Migrant deaths at US–Mexico border increased 17% during year 2017. Interestingly, that same year the US Border Patrol reported that about half as many migrants had been apprehended during border crossings in the first six months of 2016, compared to the first six months of 2017. More deaths and less apprehensions, this data clearly indicates that the ratio to people dying to people trying to cross has to be way higher than 17%. This report does not identify what could be causing the change. However, historically, stricter immigration policies in the US have driven people to take more dangerous routes.

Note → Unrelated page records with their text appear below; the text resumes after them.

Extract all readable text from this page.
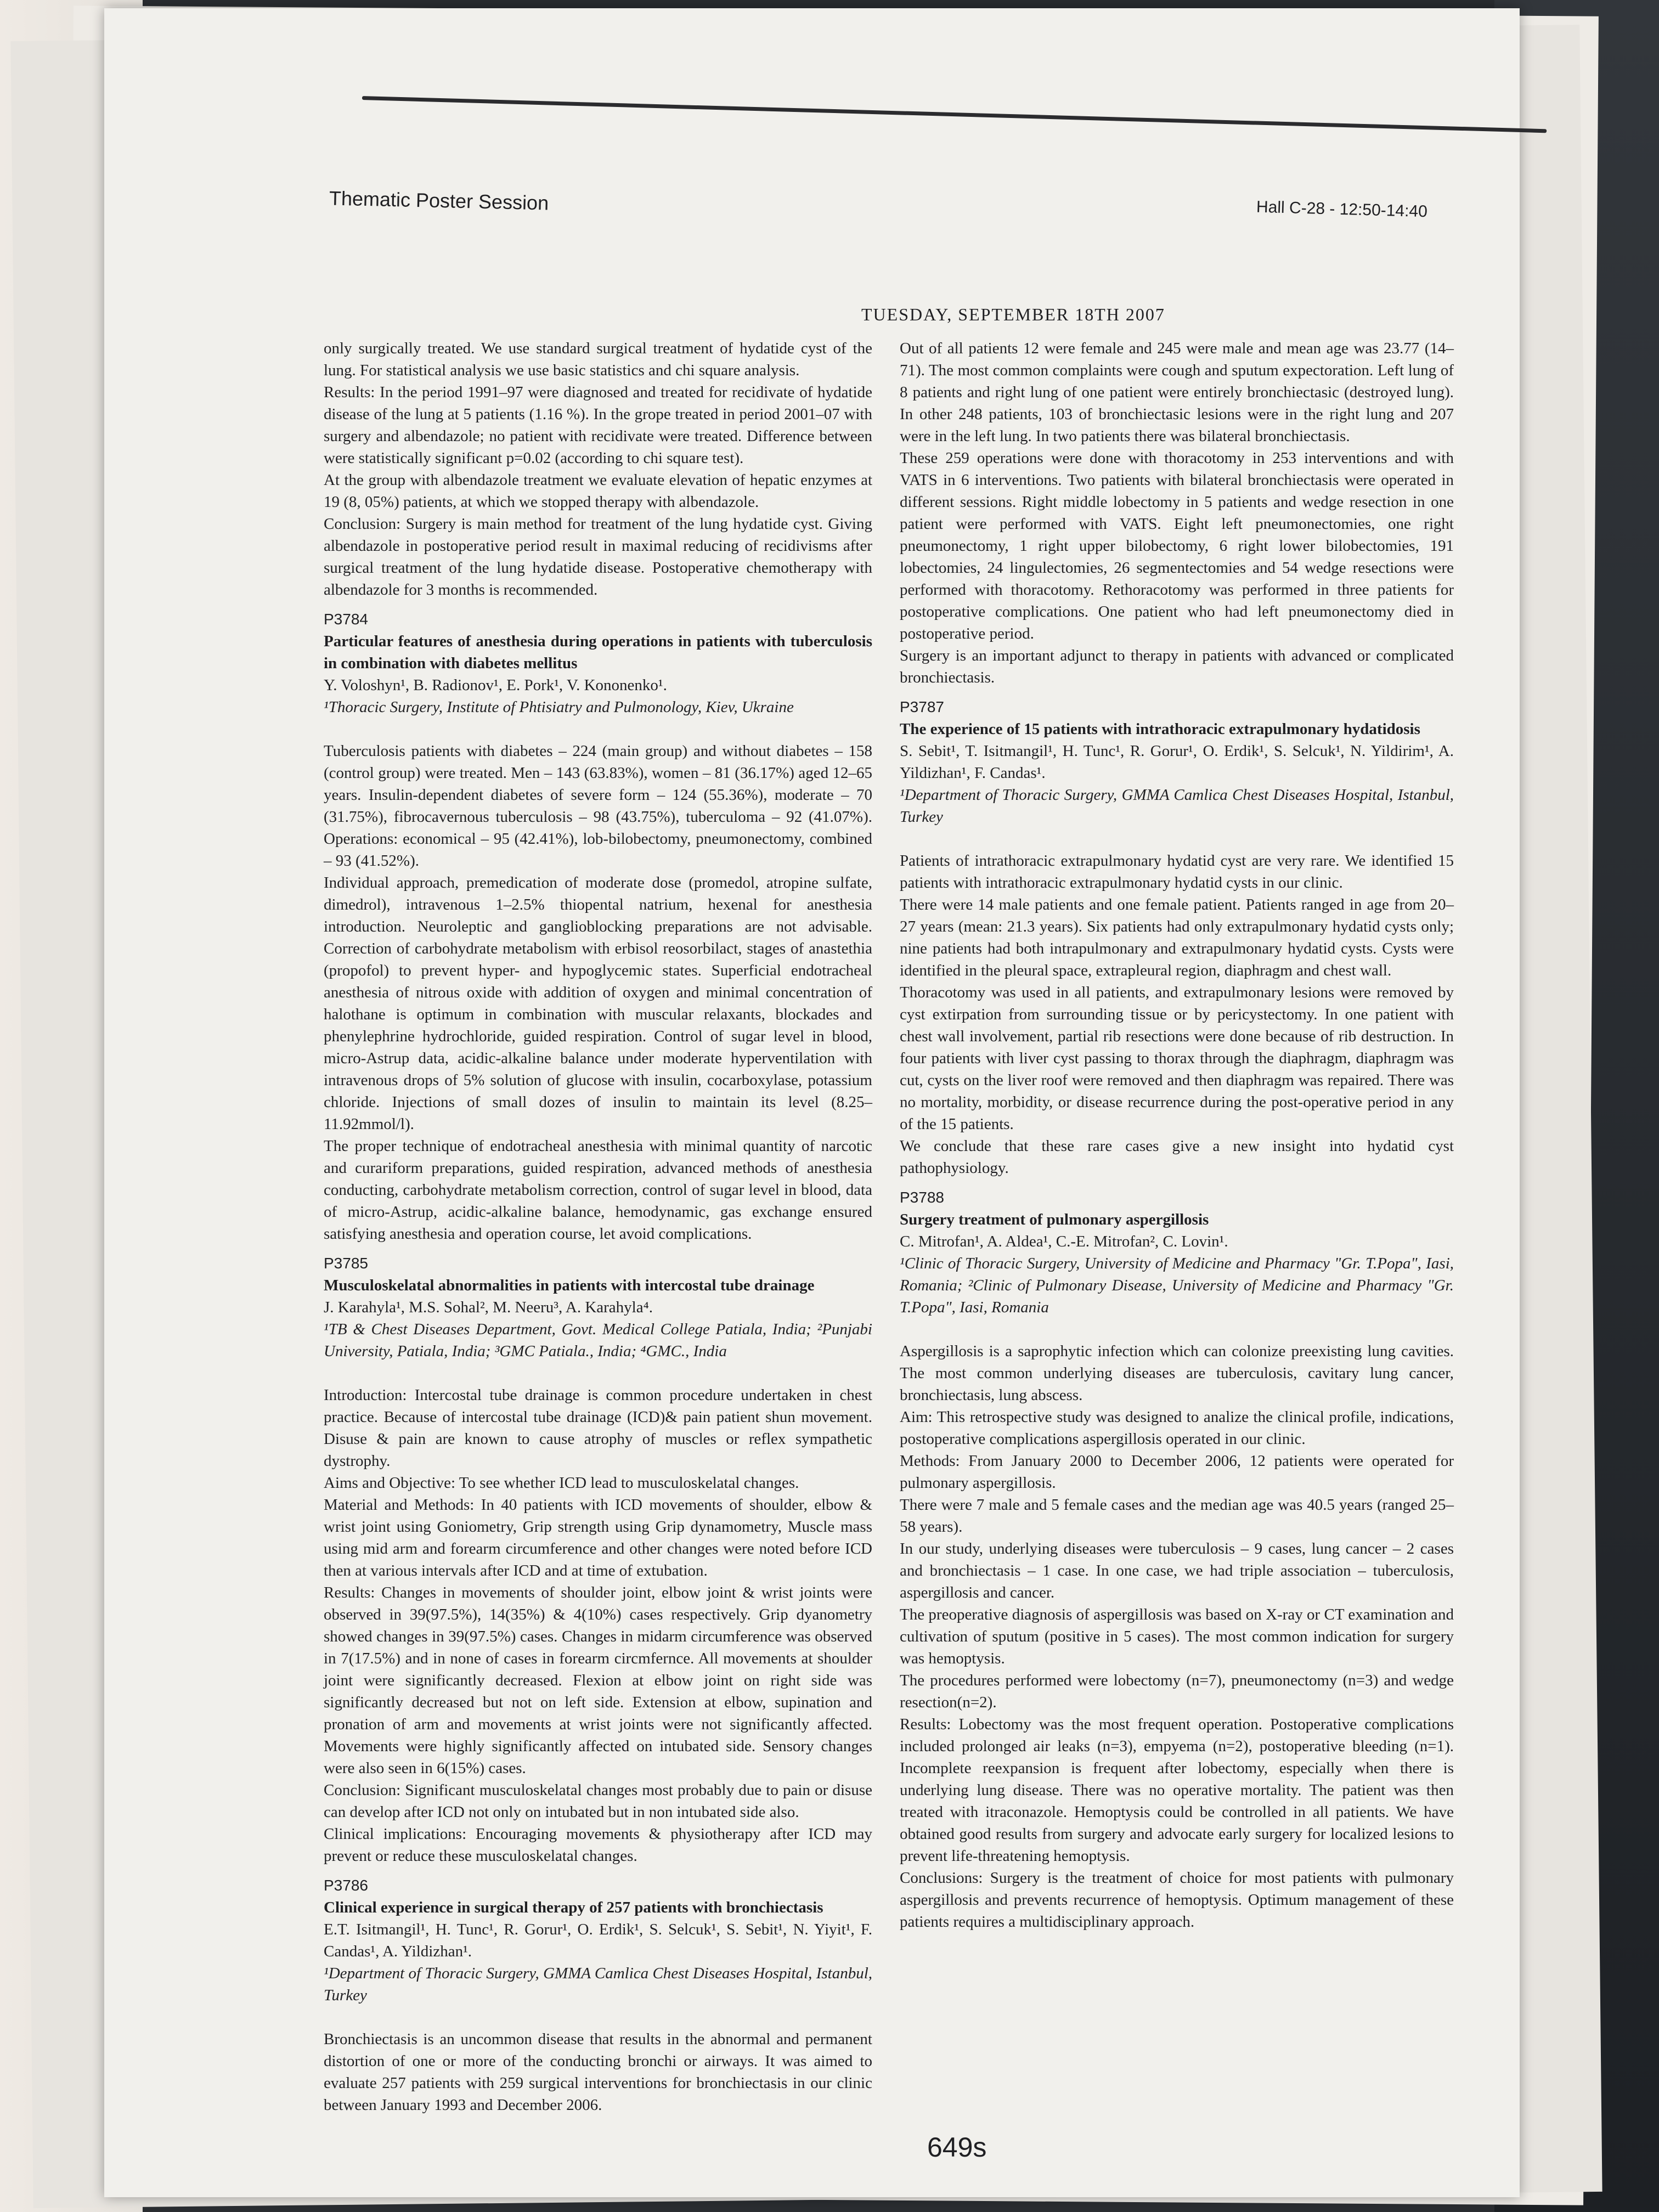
Thematic Poster Session	Hall C-28 - 12:50-14:40
TUESDAY, SEPTEMBER 18TH 2007

only surgically treated. We use standard surgical treatment of hydatide cyst of the lung. For statistical analysis we use basic statistics and chi square analysis.

Results: In the period 1991–97 were diagnosed and treated for recidivate of hydatide disease of the lung at 5 patients (1.16 %). In the grope treated in period 2001–07 with surgery and albendazole; no patient with recidivate were treated. Difference between were statistically significant p=0.02 (according to chi square test).

At the group with albendazole treatment we evaluate elevation of hepatic enzymes at 19 (8, 05%) patients, at which we stopped therapy with albendazole.

Conclusion: Surgery is main method for treatment of the lung hydatide cyst. Giving albendazole in postoperative period result in maximal reducing of recidivisms after surgical treatment of the lung hydatide disease. Postoperative chemotherapy with albendazole for 3 months is recommended.

P3784

Particular features of anesthesia during operations in patients with tuberculosis in combination with diabetes mellitus

Y. Voloshyn¹, B. Radionov¹, E. Pork¹, V. Kononenko¹.

¹Thoracic Surgery, Institute of Phtisiatry and Pulmonology, Kiev, Ukraine

Tuberculosis patients with diabetes – 224 (main group) and without diabetes – 158 (control group) were treated. Men – 143 (63.83%), women – 81 (36.17%) aged 12–65 years. Insulin-dependent diabetes of severe form – 124 (55.36%), moderate – 70 (31.75%), fibrocavernous tuberculosis – 98 (43.75%), tuberculoma – 92 (41.07%). Operations: economical – 95 (42.41%), lob-bilobectomy, pneumonectomy, combined – 93 (41.52%).

Individual approach, premedication of moderate dose (promedol, atropine sulfate, dimedrol), intravenous 1–2.5% thiopental natrium, hexenal for anesthesia introduction. Neuroleptic and ganglioblocking preparations are not advisable. Correction of carbohydrate metabolism with erbisol reosorbilact, stages of anastethia (propofol) to prevent hyper- and hypoglycemic states. Superficial endotracheal anesthesia of nitrous oxide with addition of oxygen and minimal concentration of halothane is optimum in combination with muscular relaxants, blockades and phenylephrine hydrochloride, guided respiration. Control of sugar level in blood, micro-Astrup data, acidic-alkaline balance under moderate hyperventilation with intravenous drops of 5% solution of glucose with insulin, cocarboxylase, potassium chloride. Injections of small dozes of insulin to maintain its level (8.25–11.92mmol/l).

The proper technique of endotracheal anesthesia with minimal quantity of narcotic and curariform preparations, guided respiration, advanced methods of anesthesia conducting, carbohydrate metabolism correction, control of sugar level in blood, data of micro-Astrup, acidic-alkaline balance, hemodynamic, gas exchange ensured satisfying anesthesia and operation course, let avoid complications.

P3785

Musculoskelatal abnormalities in patients with intercostal tube drainage

J. Karahyla¹, M.S. Sohal², M. Neeru³, A. Karahyla⁴.

¹TB & Chest Diseases Department, Govt. Medical College Patiala, India; ²Punjabi University, Patiala, India; ³GMC Patiala., India; ⁴GMC., India

Introduction: Intercostal tube drainage is common procedure undertaken in chest practice. Because of intercostal tube drainage (ICD)& pain patient shun movement. Disuse & pain are known to cause atrophy of muscles or reflex sympathetic dystrophy.

Aims and Objective: To see whether ICD lead to musculoskelatal changes.

Material and Methods: In 40 patients with ICD movements of shoulder, elbow & wrist joint using Goniometry, Grip strength using Grip dynamometry, Muscle mass using mid arm and forearm circumference and other changes were noted before ICD then at various intervals after ICD and at time of extubation.

Results: Changes in movements of shoulder joint, elbow joint & wrist joints were observed in 39(97.5%), 14(35%) & 4(10%) cases respectively. Grip dyanometry showed changes in 39(97.5%) cases. Changes in midarm circumference was observed in 7(17.5%) and in none of cases in forearm circmfernce. All movements at shoulder joint were significantly decreased. Flexion at elbow joint on right side was significantly decreased but not on left side. Extension at elbow, supination and pronation of arm and movements at wrist joints were not significantly affected. Movements were highly significantly affected on intubated side. Sensory changes were also seen in 6(15%) cases.

Conclusion: Significant musculoskelatal changes most probably due to pain or disuse can develop after ICD not only on intubated but in non intubated side also.

Clinical implications: Encouraging movements & physiotherapy after ICD may prevent or reduce these musculoskelatal changes.

P3786

Clinical experience in surgical therapy of 257 patients with bronchiectasis

E.T. Isitmangil¹, H. Tunc¹, R. Gorur¹, O. Erdik¹, S. Selcuk¹, S. Sebit¹, N. Yiyit¹, F. Candas¹, A. Yildizhan¹.

¹Department of Thoracic Surgery, GMMA Camlica Chest Diseases Hospital, Istanbul, Turkey

Bronchiectasis is an uncommon disease that results in the abnormal and permanent distortion of one or more of the conducting bronchi or airways. It was aimed to evaluate 257 patients with 259 surgical interventions for bronchiectasis in our clinic between January 1993 and December 2006.

Out of all patients 12 were female and 245 were male and mean age was 23.77 (14–71). The most common complaints were cough and sputum expectoration. Left lung of 8 patients and right lung of one patient were entirely bronchiectasic (destroyed lung). In other 248 patients, 103 of bronchiectasic lesions were in the right lung and 207 were in the left lung. In two patients there was bilateral bronchiectasis.

These 259 operations were done with thoracotomy in 253 interventions and with VATS in 6 interventions. Two patients with bilateral bronchiectasis were operated in different sessions. Right middle lobectomy in 5 patients and wedge resection in one patient were performed with VATS. Eight left pneumonectomies, one right pneumonectomy, 1 right upper bilobectomy, 6 right lower bilobectomies, 191 lobectomies, 24 lingulectomies, 26 segmentectomies and 54 wedge resections were performed with thoracotomy. Rethoracotomy was performed in three patients for postoperative complications. One patient who had left pneumonectomy died in postoperative period.

Surgery is an important adjunct to therapy in patients with advanced or complicated bronchiectasis.

P3787

The experience of 15 patients with intrathoracic extrapulmonary hydatidosis

S. Sebit¹, T. Isitmangil¹, H. Tunc¹, R. Gorur¹, O. Erdik¹, S. Selcuk¹, N. Yildirim¹, A. Yildizhan¹, F. Candas¹.

¹Department of Thoracic Surgery, GMMA Camlica Chest Diseases Hospital, Istanbul, Turkey

Patients of intrathoracic extrapulmonary hydatid cyst are very rare. We identified 15 patients with intrathoracic extrapulmonary hydatid cysts in our clinic.

There were 14 male patients and one female patient. Patients ranged in age from 20–27 years (mean: 21.3 years). Six patients had only extrapulmonary hydatid cysts only; nine patients had both intrapulmonary and extrapulmonary hydatid cysts. Cysts were identified in the pleural space, extrapleural region, diaphragm and chest wall.

Thoracotomy was used in all patients, and extrapulmonary lesions were removed by cyst extirpation from surrounding tissue or by pericystectomy. In one patient with chest wall involvement, partial rib resections were done because of rib destruction. In four patients with liver cyst passing to thorax through the diaphragm, diaphragm was cut, cysts on the liver roof were removed and then diaphragm was repaired. There was no mortality, morbidity, or disease recurrence during the post-operative period in any of the 15 patients.

We conclude that these rare cases give a new insight into hydatid cyst pathophysiology.

P3788

Surgery treatment of pulmonary aspergillosis

C. Mitrofan¹, A. Aldea¹, C.-E. Mitrofan², C. Lovin¹.

¹Clinic of Thoracic Surgery, University of Medicine and Pharmacy "Gr. T.Popa", Iasi, Romania; ²Clinic of Pulmonary Disease, University of Medicine and Pharmacy "Gr. T.Popa", Iasi, Romania

Aspergillosis is a saprophytic infection which can colonize preexisting lung cavities. The most common underlying diseases are tuberculosis, cavitary lung cancer, bronchiectasis, lung abscess.

Aim: This retrospective study was designed to analize the clinical profile, indications, postoperative complications aspergillosis operated in our clinic.

Methods: From January 2000 to December 2006, 12 patients were operated for pulmonary aspergillosis.

There were 7 male and 5 female cases and the median age was 40.5 years (ranged 25–58 years).

In our study, underlying diseases were tuberculosis – 9 cases, lung cancer – 2 cases and bronchiectasis – 1 case. In one case, we had triple association – tuberculosis, aspergillosis and cancer.

The preoperative diagnosis of aspergillosis was based on X-ray or CT examination and cultivation of sputum (positive in 5 cases). The most common indication for surgery was hemoptysis.

The procedures performed were lobectomy (n=7), pneumonectomy (n=3) and wedge resection(n=2).

Results: Lobectomy was the most frequent operation. Postoperative complications included prolonged air leaks (n=3), empyema (n=2), postoperative bleeding (n=1). Incomplete reexpansion is frequent after lobectomy, especially when there is underlying lung disease. There was no operative mortality. The patient was then treated with itraconazole. Hemoptysis could be controlled in all patients. We have obtained good results from surgery and advocate early surgery for localized lesions to prevent life-threatening hemoptysis.

Conclusions: Surgery is the treatment of choice for most patients with pulmonary aspergillosis and prevents recurrence of hemoptysis. Optimum management of these patients requires a multidisciplinary approach.

649s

It is of course impossible to obtain a real number on the fatalities that occurred to Latin Americans attempting to get to the US. How could we even count them? Many of them begin their journeys in far south countries, being forced to cross multiple dangerous countries on their way north.
In the south of Mexico there’s a place called "Albergue Jesús el Buen Pastor del Pobre y el Migrante", a unique refuge for injured migrants.
"The shelter began in the home of Olga Sánchez, in 1990. At the time, Sánchez was in the hospital recovering from illness, and there she met a mutilated couple—migrants who had nowhere to go to recuperate. They had fallen off the train; one had lost an arm and the other a leg. Sánchez offered them a room in her house, and soon after she found herself going to the hospital to search for mutilated migrants with nowhere to go."
This shelter covers their basic needs at the same time that it provides the migrants with prosthesis and therapy. It serves an average of 1,400 women, men and minors per year, caring for them until they have fully recovered.
This article by Longreads guides us through the story of the shelter, the story of its founder and the life of the journalist who wrote it, at the same time that it draws a clear picture of the reality of a whole injured continent and the path that must be taken to cure it.